Government Policies and Investment:
The government is the primary funder and director of scientific and technological development. State programs often outline priorities and targets. There has been investment in new research facilities and modernizing some existing ones, particularly in Ashgabat. The development of "technoparks" or technology parks, such as one planned near Bikrova (near Ashgabat), has been announced with the aim of fostering innovation and integrating research with production, including areas like alternative energy and nanotechnology.

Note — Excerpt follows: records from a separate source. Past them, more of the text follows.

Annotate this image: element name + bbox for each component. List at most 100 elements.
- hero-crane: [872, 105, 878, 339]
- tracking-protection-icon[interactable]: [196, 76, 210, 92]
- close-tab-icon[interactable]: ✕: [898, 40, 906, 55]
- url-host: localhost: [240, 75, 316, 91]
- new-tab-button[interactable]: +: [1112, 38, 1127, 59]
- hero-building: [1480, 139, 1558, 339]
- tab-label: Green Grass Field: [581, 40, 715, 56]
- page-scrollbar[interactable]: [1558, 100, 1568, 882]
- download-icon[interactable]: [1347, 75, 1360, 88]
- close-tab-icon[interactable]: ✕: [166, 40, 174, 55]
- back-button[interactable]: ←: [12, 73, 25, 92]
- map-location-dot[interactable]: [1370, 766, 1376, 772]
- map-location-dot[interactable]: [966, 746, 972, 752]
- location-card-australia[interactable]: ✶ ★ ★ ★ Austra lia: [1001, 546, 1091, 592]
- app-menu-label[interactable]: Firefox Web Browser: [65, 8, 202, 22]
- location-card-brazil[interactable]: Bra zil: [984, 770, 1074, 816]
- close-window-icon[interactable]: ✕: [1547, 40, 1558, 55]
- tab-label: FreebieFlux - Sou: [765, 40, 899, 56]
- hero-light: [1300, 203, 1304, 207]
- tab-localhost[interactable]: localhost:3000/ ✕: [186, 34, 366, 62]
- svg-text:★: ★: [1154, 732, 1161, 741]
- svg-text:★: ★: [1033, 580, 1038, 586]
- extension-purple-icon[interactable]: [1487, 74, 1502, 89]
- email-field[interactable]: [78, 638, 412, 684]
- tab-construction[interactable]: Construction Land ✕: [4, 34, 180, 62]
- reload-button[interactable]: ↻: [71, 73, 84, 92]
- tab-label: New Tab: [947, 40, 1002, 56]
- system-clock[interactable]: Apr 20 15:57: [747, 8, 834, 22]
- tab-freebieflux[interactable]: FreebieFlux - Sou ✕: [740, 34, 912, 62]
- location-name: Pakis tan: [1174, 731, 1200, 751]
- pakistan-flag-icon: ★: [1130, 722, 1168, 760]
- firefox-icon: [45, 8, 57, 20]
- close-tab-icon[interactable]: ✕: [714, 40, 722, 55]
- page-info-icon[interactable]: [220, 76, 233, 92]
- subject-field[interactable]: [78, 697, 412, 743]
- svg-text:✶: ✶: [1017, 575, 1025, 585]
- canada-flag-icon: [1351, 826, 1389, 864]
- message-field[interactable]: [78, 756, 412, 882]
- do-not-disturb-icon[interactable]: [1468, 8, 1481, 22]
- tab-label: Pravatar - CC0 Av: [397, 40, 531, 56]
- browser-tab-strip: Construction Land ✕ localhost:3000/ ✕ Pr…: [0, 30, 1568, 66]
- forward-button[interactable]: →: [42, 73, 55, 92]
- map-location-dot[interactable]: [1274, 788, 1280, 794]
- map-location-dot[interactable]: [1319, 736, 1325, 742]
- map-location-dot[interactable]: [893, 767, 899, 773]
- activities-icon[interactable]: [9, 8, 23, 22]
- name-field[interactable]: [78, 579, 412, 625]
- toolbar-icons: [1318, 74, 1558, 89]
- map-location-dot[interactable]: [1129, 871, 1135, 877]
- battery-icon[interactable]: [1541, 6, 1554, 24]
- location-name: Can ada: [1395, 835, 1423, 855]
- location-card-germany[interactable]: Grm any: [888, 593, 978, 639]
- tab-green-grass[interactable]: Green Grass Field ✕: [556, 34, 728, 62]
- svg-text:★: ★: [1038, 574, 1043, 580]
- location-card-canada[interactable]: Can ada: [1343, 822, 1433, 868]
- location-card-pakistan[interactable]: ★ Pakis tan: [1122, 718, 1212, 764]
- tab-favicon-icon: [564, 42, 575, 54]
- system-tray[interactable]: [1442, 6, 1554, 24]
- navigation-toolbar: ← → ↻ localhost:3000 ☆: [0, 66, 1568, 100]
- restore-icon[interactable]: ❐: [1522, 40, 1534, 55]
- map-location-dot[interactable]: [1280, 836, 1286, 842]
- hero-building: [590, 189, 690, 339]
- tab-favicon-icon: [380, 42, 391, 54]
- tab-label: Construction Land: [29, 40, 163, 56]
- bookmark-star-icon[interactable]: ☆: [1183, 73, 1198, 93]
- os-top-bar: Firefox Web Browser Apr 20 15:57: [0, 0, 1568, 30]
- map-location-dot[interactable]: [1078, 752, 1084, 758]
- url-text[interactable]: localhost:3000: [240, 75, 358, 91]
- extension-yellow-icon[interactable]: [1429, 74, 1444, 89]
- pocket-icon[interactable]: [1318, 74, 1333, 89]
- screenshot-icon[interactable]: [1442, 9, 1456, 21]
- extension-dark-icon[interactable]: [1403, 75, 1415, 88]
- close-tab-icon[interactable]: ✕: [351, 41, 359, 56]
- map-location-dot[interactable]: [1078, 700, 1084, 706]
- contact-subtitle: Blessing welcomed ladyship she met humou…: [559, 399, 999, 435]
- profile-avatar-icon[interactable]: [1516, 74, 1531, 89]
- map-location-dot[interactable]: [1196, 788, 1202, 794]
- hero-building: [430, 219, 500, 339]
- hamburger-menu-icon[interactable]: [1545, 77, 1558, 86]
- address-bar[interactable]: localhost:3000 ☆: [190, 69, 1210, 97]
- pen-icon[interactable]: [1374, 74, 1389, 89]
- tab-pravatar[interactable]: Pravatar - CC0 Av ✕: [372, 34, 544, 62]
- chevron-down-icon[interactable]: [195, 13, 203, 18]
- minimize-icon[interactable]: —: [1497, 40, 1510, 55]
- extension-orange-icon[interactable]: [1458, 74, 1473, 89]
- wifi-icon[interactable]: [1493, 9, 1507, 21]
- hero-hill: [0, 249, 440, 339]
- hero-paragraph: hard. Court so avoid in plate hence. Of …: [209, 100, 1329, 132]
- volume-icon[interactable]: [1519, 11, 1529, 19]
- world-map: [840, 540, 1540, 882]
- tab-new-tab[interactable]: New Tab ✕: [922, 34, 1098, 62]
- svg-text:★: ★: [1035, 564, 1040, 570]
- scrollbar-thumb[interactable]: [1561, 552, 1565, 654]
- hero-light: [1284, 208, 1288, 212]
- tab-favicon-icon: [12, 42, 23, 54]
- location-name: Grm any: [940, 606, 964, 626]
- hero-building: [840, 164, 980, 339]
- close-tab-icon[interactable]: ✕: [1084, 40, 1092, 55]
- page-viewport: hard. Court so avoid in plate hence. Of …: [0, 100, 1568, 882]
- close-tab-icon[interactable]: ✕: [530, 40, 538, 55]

Social and Environmental Implications:
- Focus on Extractive Industries: The heavy focus on oil and gas can overshadow investment in other scientific fields and sustainable technologies. The environmental impact of resource extraction (e.g., methane emissions, land degradation) is a significant concern that requires robust scientific assessment and technological solutions, which are not always prioritized or transparently addressed.
- Limited International Collaboration and Openness: While some international scientific collaboration occurs, the overall political and informational isolation of the country can limit the exchange of knowledge, access to global research networks, and peer review.
- Human Capital: Developing a highly skilled scientific workforce requires sustained investment in quality education at all levels, academic freedom, and opportunities for researchers, which remain challenges.
- Application of Technology: The application of new technologies in various sectors (e.g., agriculture, water management, industry) is crucial for improving efficiency and sustainability, but implementation can be slow or uneven.
Overall, while Turkmenistan has a formal scientific structure and research agenda, its development is closely tied to state directives and resource wealth, with limitations imposed by the political system on openness, international collaboration, and academic freedom. The societal benefits of technological advancements are not always widely distributed or transparently managed.